The hearing scrutinized events that took place in January, when day traders organizing on Reddit drove up the share price of GameStop, initiating a “short-squeeze” on hedge funds that had been betting against the video game retailer.
The stock went on a dizzying climb, only for it to come crashing back down following restrictions on the stock by Robinhood and other brokerages. The episode has drawn the attention of the Securities and Exchange Commission and other regulators.
Others summoned to Washington to testify included Citadel chief executive Ken Griffin, Melvin Capital hedge-fund manager Gabe Plotkin, and Keith Gill, also known as Roaring Kitty, among others. However, most of the attention was directed at Tenev, who received intense questioning mainly regarding Robinhood’s business model.

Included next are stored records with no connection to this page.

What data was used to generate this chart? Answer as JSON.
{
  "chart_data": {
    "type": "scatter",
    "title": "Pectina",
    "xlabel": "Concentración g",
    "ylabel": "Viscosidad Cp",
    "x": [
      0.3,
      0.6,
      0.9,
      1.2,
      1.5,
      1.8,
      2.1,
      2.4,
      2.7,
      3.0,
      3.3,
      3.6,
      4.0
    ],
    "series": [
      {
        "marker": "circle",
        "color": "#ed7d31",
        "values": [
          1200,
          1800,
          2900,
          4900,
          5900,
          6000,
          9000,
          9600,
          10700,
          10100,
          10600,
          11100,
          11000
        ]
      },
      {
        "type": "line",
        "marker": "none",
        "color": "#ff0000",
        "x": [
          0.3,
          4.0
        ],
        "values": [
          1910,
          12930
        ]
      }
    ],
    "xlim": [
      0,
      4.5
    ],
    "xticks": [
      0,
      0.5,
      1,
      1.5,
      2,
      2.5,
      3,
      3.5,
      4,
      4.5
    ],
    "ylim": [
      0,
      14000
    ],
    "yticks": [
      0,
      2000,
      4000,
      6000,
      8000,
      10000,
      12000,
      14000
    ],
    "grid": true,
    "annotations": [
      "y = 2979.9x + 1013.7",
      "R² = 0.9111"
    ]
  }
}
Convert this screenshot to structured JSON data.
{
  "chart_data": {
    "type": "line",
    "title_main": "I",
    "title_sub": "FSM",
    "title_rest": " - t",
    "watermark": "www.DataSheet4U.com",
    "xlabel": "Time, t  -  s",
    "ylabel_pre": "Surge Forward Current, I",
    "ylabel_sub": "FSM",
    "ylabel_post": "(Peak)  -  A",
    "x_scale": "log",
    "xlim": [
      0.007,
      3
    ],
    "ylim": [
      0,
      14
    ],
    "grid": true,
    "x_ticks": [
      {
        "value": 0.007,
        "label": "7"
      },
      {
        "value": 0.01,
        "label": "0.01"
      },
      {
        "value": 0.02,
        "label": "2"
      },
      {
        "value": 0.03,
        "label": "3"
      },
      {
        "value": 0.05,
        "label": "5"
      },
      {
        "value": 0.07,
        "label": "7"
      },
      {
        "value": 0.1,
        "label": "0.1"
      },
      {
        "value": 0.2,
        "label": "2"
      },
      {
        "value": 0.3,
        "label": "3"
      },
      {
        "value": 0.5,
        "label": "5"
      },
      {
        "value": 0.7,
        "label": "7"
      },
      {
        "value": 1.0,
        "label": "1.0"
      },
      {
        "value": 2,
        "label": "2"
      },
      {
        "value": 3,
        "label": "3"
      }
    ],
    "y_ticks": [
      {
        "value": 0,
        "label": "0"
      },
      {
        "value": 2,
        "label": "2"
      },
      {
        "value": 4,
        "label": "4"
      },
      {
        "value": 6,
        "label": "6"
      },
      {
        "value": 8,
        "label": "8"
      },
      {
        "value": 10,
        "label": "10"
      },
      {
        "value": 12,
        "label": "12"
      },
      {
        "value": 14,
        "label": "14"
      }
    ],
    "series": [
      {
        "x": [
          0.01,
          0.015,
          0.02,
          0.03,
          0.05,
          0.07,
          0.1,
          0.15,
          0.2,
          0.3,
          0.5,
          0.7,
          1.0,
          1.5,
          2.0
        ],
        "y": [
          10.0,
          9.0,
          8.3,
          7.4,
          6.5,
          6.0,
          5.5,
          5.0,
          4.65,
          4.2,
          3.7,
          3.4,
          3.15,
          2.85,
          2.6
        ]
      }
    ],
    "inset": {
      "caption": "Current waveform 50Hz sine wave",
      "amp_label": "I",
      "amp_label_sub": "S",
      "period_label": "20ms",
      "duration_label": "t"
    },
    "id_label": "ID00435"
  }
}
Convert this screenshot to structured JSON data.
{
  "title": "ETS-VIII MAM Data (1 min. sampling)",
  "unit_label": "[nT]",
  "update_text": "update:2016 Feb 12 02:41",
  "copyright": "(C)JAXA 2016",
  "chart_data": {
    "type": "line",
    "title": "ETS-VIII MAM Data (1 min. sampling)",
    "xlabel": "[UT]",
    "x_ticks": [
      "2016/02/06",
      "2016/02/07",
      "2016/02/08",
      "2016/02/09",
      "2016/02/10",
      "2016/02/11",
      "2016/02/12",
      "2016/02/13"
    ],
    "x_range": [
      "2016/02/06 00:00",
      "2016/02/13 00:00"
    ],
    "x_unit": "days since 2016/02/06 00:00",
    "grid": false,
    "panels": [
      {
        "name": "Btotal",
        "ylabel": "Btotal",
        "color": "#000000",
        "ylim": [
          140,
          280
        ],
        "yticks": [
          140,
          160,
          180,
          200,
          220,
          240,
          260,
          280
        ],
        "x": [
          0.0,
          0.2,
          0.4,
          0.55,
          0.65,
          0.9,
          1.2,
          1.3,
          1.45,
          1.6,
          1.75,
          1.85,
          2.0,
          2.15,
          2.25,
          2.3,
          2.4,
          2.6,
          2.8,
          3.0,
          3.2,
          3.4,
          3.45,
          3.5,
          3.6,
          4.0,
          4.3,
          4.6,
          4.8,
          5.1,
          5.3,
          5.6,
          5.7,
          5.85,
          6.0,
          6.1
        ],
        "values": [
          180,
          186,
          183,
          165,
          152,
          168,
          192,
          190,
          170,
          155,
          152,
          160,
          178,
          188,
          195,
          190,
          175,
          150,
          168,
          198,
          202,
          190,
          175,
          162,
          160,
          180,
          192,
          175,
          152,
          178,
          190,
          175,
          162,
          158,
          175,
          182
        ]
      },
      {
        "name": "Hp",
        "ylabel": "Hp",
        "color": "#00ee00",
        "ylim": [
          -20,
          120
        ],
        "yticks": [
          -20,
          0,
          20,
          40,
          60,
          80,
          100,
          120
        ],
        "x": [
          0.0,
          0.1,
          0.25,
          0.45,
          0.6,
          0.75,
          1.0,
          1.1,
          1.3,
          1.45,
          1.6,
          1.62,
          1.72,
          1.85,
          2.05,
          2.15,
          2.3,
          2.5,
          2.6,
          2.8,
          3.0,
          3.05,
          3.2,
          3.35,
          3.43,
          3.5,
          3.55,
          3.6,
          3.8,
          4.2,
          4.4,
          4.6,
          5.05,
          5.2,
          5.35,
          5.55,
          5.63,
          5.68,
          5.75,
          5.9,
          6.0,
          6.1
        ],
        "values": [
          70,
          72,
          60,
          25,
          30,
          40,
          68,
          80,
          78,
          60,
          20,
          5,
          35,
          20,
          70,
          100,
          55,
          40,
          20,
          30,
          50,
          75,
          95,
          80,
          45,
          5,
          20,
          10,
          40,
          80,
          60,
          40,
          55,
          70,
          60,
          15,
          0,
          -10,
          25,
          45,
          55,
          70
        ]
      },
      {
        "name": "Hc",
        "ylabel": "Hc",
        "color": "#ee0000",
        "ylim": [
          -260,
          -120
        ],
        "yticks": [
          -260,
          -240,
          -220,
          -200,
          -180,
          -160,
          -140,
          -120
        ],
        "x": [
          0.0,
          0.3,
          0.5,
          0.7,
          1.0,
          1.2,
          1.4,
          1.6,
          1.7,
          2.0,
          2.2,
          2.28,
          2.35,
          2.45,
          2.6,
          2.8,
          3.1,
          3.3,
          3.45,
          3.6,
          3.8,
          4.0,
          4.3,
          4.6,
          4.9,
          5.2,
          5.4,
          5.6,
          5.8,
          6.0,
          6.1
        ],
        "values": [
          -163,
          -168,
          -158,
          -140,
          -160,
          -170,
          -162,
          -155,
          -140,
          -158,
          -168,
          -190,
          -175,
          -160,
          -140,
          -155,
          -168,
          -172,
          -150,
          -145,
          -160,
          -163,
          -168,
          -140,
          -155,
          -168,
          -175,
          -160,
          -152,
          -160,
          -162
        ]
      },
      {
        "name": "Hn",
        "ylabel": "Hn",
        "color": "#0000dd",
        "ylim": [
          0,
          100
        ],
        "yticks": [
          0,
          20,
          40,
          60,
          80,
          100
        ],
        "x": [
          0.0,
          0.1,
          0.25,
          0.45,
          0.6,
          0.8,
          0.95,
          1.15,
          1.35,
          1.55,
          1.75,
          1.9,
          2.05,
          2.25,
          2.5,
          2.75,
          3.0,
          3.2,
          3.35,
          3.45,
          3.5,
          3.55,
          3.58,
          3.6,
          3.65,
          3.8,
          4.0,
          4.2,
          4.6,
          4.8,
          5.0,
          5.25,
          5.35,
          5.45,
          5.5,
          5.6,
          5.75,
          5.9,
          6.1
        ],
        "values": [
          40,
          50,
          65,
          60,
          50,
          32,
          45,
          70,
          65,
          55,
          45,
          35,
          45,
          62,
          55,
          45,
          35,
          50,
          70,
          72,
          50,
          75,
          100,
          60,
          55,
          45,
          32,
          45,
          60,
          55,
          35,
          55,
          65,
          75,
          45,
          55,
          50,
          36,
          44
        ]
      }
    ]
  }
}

Representatives blamed Robinhood for failing to protect retail investors. Some questioned whether the commission-free feature levels the playing field or leads to unsound market practices.
“There is an innate tension in your business model between democratizing finance, which is a noble calling, and being a conduit to feed fish to sharks,” Rep. Sean Casten said.
Representatives from both parties agreed that short selling should be more tightly regulated, or at least more transparent.
“If we’ve learned anything from the past few weeks, it’s that these average, everyday investors are pretty darn sophisticated,” Mr. McHenry said.